We subsequently reviewed the results of three recently published consensus statements released discussing many of these issues concerning focal therapy (Table 3) [5961]. All consensus meetings and expert opinions are considered as level five evidence, and their findings should be considered with this in mind. However, in the absence of high-level evidence, they present important opinions from experts in the field and highlight areas of uncertainty.

Table 3 Consensus meeting results

Donaldson et al. and Van den Bos et al. separately discussed inclusion and exclusion criteria and both consensus groups agreed that high-volume Gleason 6 (>5 mm MCCL) and Gleason 7 disease are the optimal candidates. They discussed the importance of accurate pre-operative assessment using MRI-targeted or fusion biopsy methods prior to offering a patient treatment. They recommend protocol biopsies at 12 months post-treatment and that a rising PSA or suspicious MRI should also trigger a biopsy. The ultimate end point was a negative 12-month biopsy. However, there was differing opinion on whether these should only be targeted or also systematic or whether residual low-grade and low-volume cancer is considered treatment failure. Donaldson et al. mentioned that biopsies should be targeted rather than systematic in order to reduce sampling of untreated tissue, whilst Muller et al. (another consensus group) commented that systematic biopsies are useful for surveillance of the untreated gland. Re-treatment was considered acceptable and Donaldson et al. commented that overall re-treatment rate should be below 20 % since it was argued that retreatment was a positive attribute of the strategy.

The final point to consider when designing such a trial is the comparator arm. The two most common radical whole-gland treatments are radiotherapy or RP. Neither has been assessed head-to-head in a RCT. Retrospective reviews have shown surgery to have better oncological outcomes; however, even with the best matching, bias can never be fully excluded [62, 63].

The role of focal therapy will ultimately help decide the most appropriate comparator arm. We feel that the current role of focal therapy is similar to that of tissue preservation in almost all other solid organ cancers (bar ovarian), in that, it leads to a minimal decrease in quality of life for the patient whilst providing acceptable cancer control. At least in the short to medium term, the data suggest that focal therapy may be meeting these aims. However, few studies have long-term follow-up and a systematic review showed a varying bDFS of between 86.2 % at 8 years and 60 % at 5 years [64].
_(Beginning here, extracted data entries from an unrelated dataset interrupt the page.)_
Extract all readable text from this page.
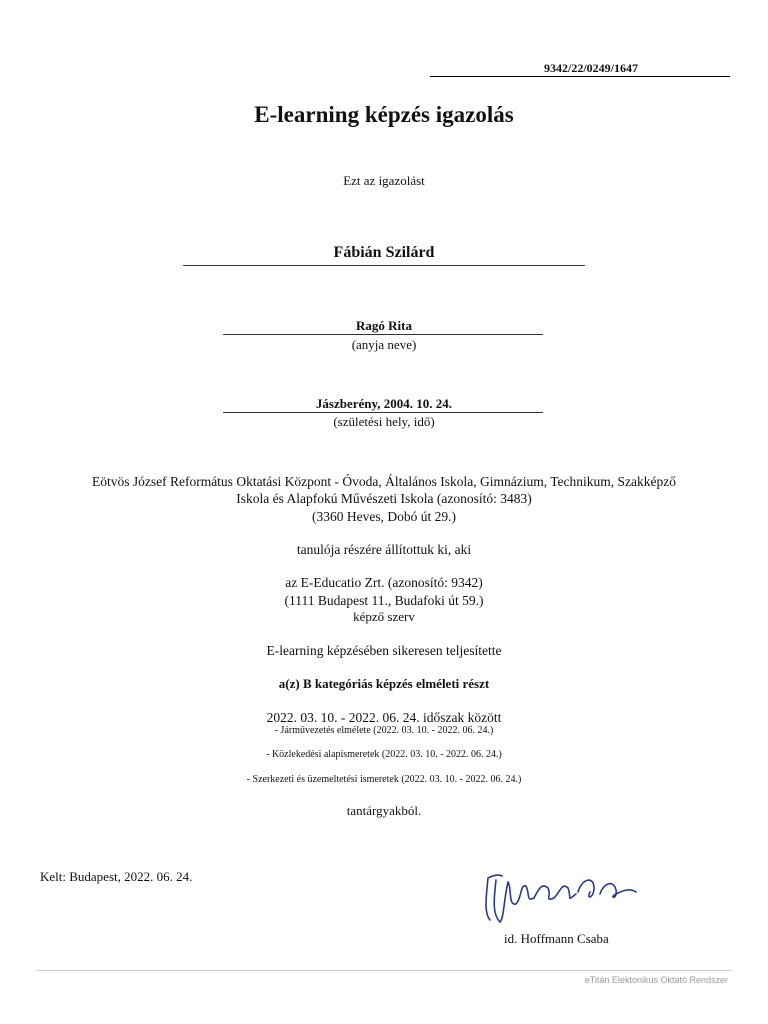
9342/22/0249/1647
E-learning képzés igazolás
Ezt az igazolást
Fábián Szilárd
Ragó Rita
(anyja neve)
Jászberény, 2004. 10. 24.
(születési hely, idő)
Eötvös József Református Oktatási Központ - Óvoda, Általános Iskola, Gimnázium, Technikum, Szakképző
Iskola és Alapfokú Művészeti Iskola (azonosító: 3483)
(3360 Heves, Dobó út 29.)
tanulója részére állítottuk ki, aki
az E-Educatio Zrt. (azonosító: 9342)
(1111 Budapest 11., Budafoki út 59.)
képző szerv
E-learning képzésében sikeresen teljesítette
a(z) B kategóriás képzés elméleti részt
2022. 03. 10. - 2022. 06. 24. időszak között
- Járművezetés elmélete (2022. 03. 10. - 2022. 06. 24.)
- Közlekedési alapismeretek (2022. 03. 10. - 2022. 06. 24.)
- Szerkezeti és üzemeltetési ismeretek (2022. 03. 10. - 2022. 06. 24.)
tantárgyakból.
Kelt: Budapest, 2022. 06. 24.
id. Hoffmann Csaba
eTitán Elektonikus Oktató Rendszer
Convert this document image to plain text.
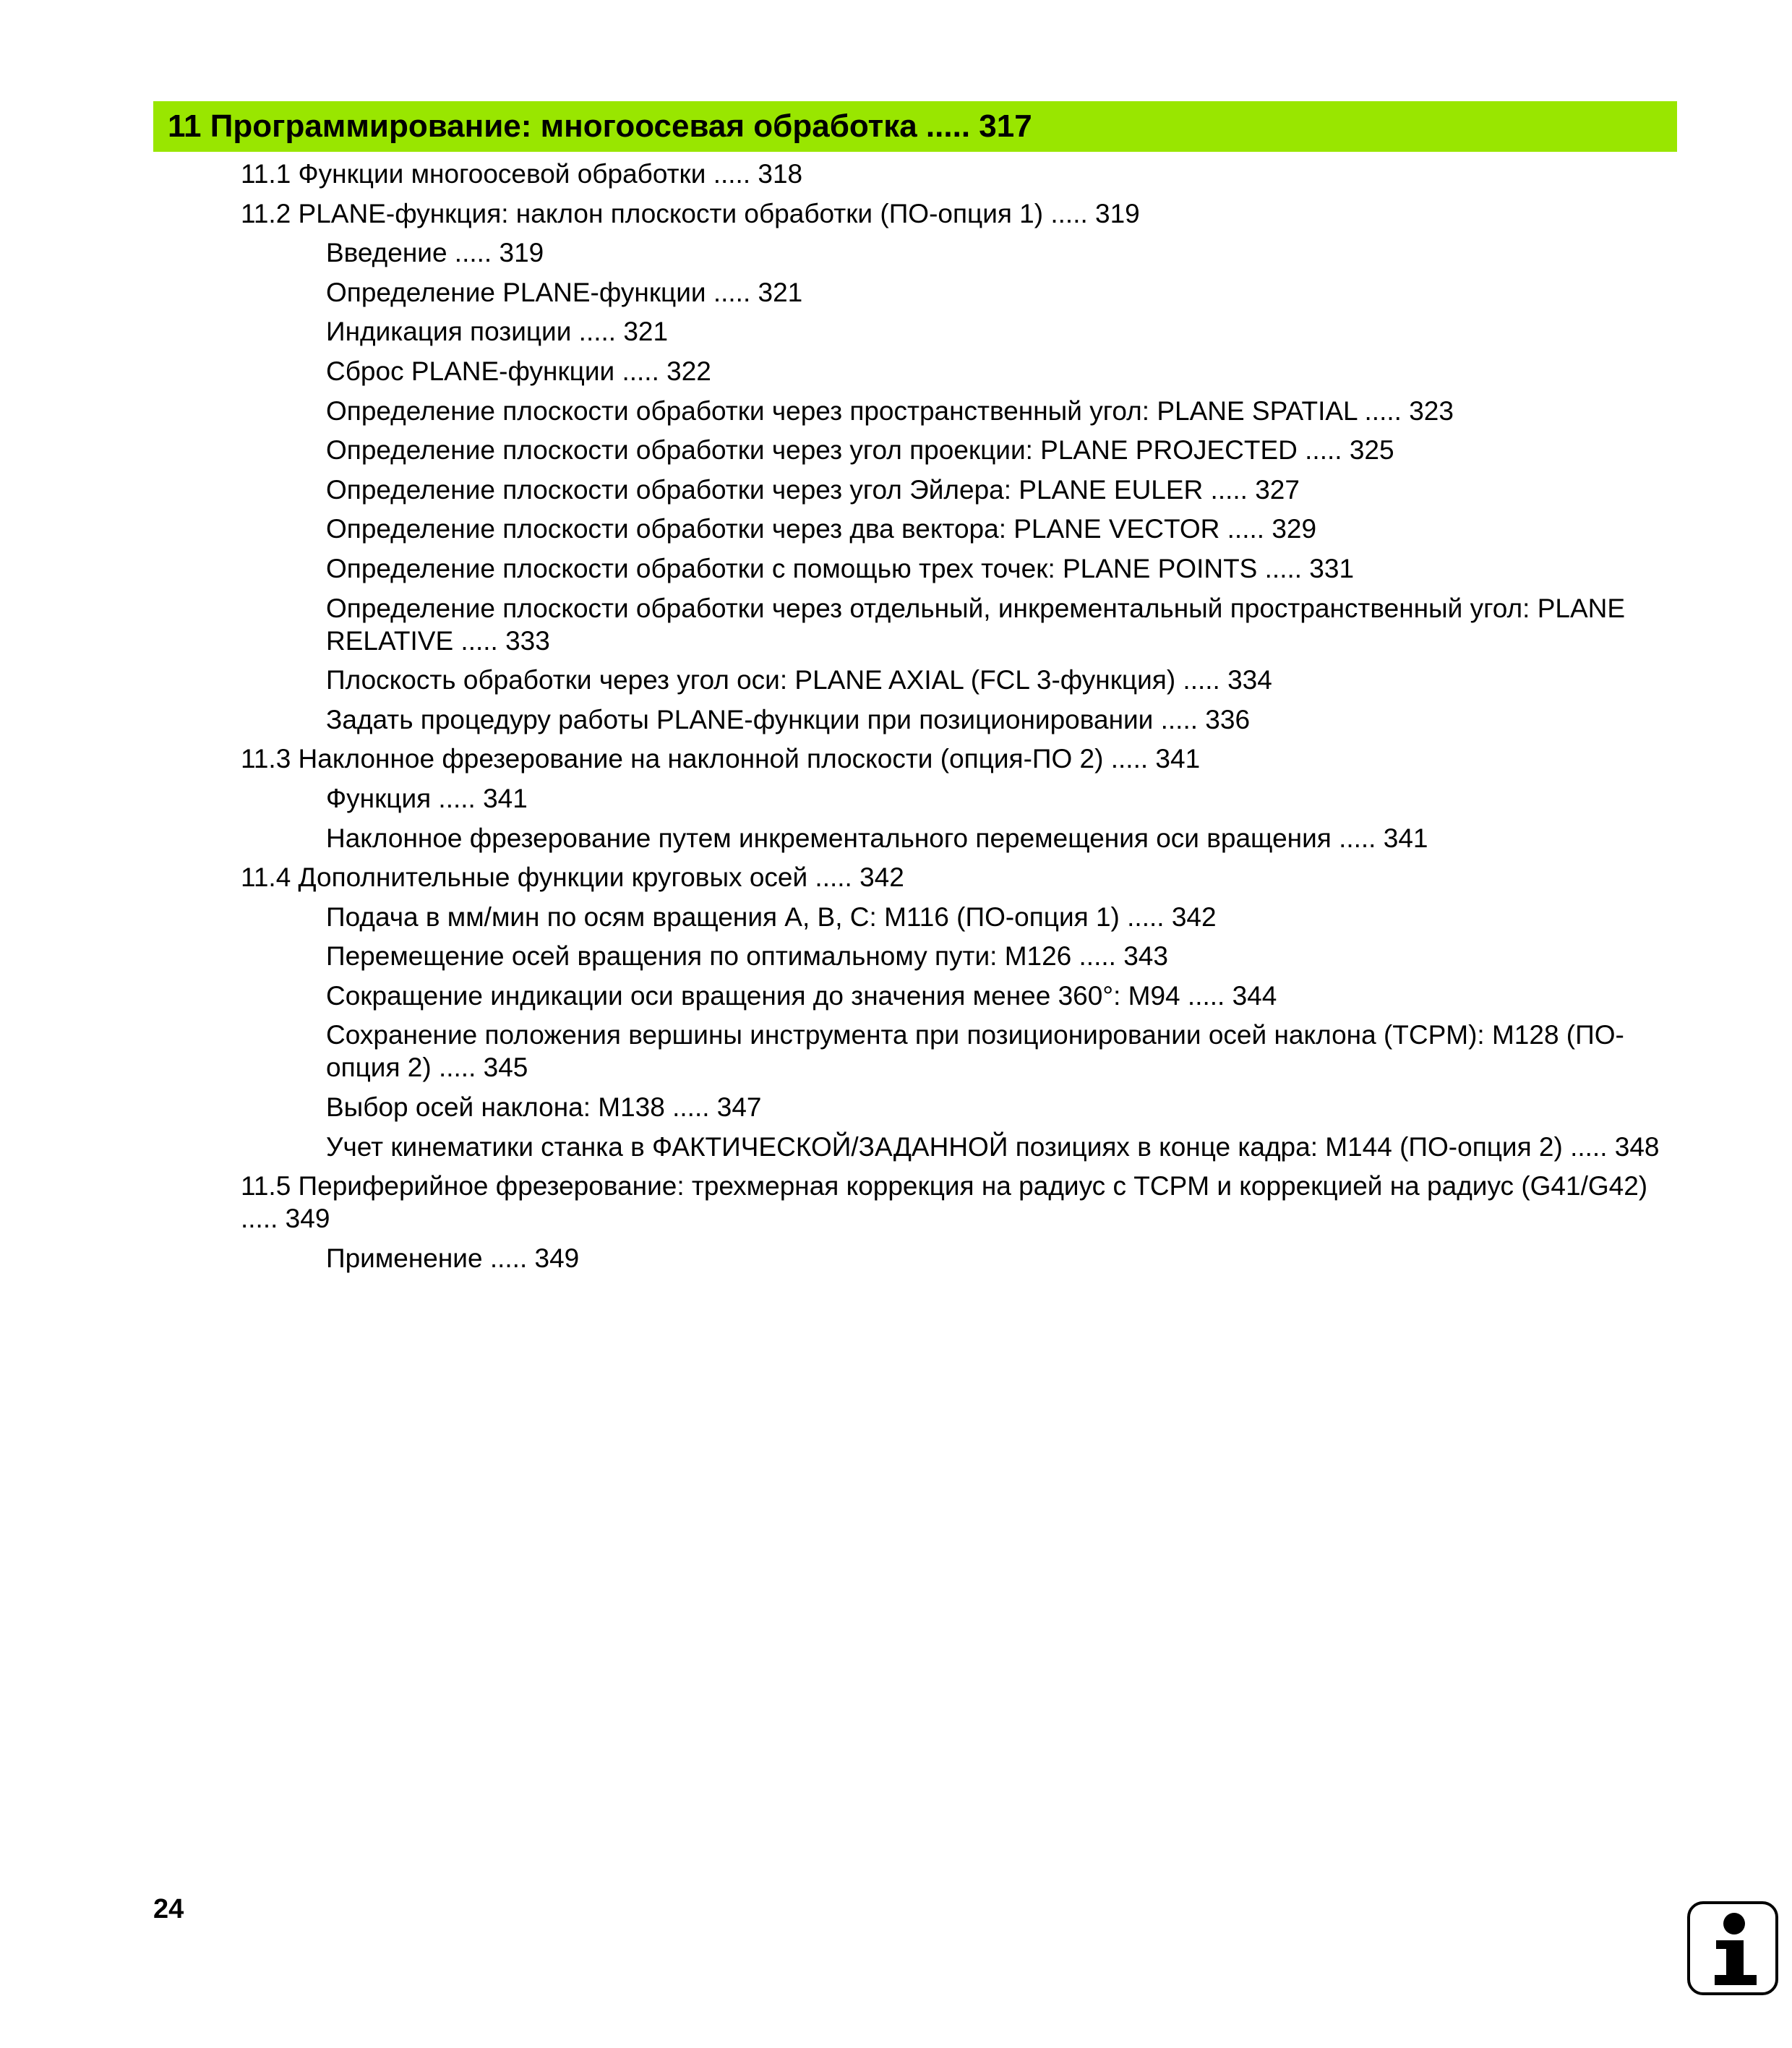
11 Программирование: многоосевая обработка ..... 317
11.1 Функции многоосевой обработки ..... 318
11.2 PLANE-функция: наклон плоскости обработки (ПО-опция 1) ..... 319
Введение ..... 319
Определение PLANE-функции ..... 321
Индикация позиции ..... 321
Сброс PLANE-функции ..... 322
Определение плоскости обработки через пространственный угол: PLANE SPATIAL ..... 323
Определение плоскости обработки через угол проекции: PLANE PROJECTED ..... 325
Определение плоскости обработки через угол Эйлера: PLANE EULER ..... 327
Определение плоскости обработки через два вектора: PLANE VECTOR ..... 329
Определение плоскости обработки с помощью трех точек: PLANE POINTS ..... 331
Определение плоскости обработки через отдельный, инкрементальный пространственный угол: PLANE RELATIVE ..... 333
Плоскость обработки через угол оси: PLANE AXIAL (FCL 3-функция) ..... 334
Задать процедуру работы PLANE-функции при позиционировании ..... 336
11.3 Наклонное фрезерование на наклонной плоскости (опция-ПО 2) ..... 341
Функция ..... 341
Наклонное фрезерование путем инкрементального перемещения оси вращения ..... 341
11.4 Дополнительные функции круговых осей ..... 342
Подача в мм/мин по осям вращения A, B, C: M116 (ПО-опция 1) ..... 342
Перемещение осей вращения по оптимальному пути: M126 ..... 343
Сокращение индикации оси вращения до значения менее 360°: M94 ..... 344
Сохранение положения вершины инструмента при позиционировании осей наклона (TCPM): M128 (ПО-опция 2) ..... 345
Выбор осей наклона: M138 ..... 347
Учет кинематики станка в ФАКТИЧЕСКОЙ/ЗАДАННОЙ позициях в конце кадра: M144 (ПО-опция 2) ..... 348
11.5 Периферийное фрезерование: трехмерная коррекция на радиус с TCPM и коррекцией на радиус (G41/G42) ..... 349
Применение ..... 349
24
Thus, in the first instance, patients with localised intermediate- to high-risk disease should be compared to those undergoing radical treatment with either EBRT or RRP. The aim of this study would be to show non-inferiority for short- to medium-term oncological outcomes with a superior side effects profile. Repeat treatments are possible with focal therapy, and a second treatment would not be considered a treatment failure unless there was a significant reduction in the two outcome measures mentioned.

Conclusion

Research suggests that one in five of all post-treatment biopsies after focal therapy is positive. However, the majority of these seemed to be from the untreated portion of the gland or met criteria for clinically insignificant disease. The histological outcomes from focal therapy are promising and confirm its effectiveness in the short to medium term. Furthermore, re-treatment is possible whilst maintaining a low side effect profile. Debate is ongoing about the clinical significance of various levels of residual disease after focal therapy and the exact threshold at which to call failure within a patient who has had focal therapy.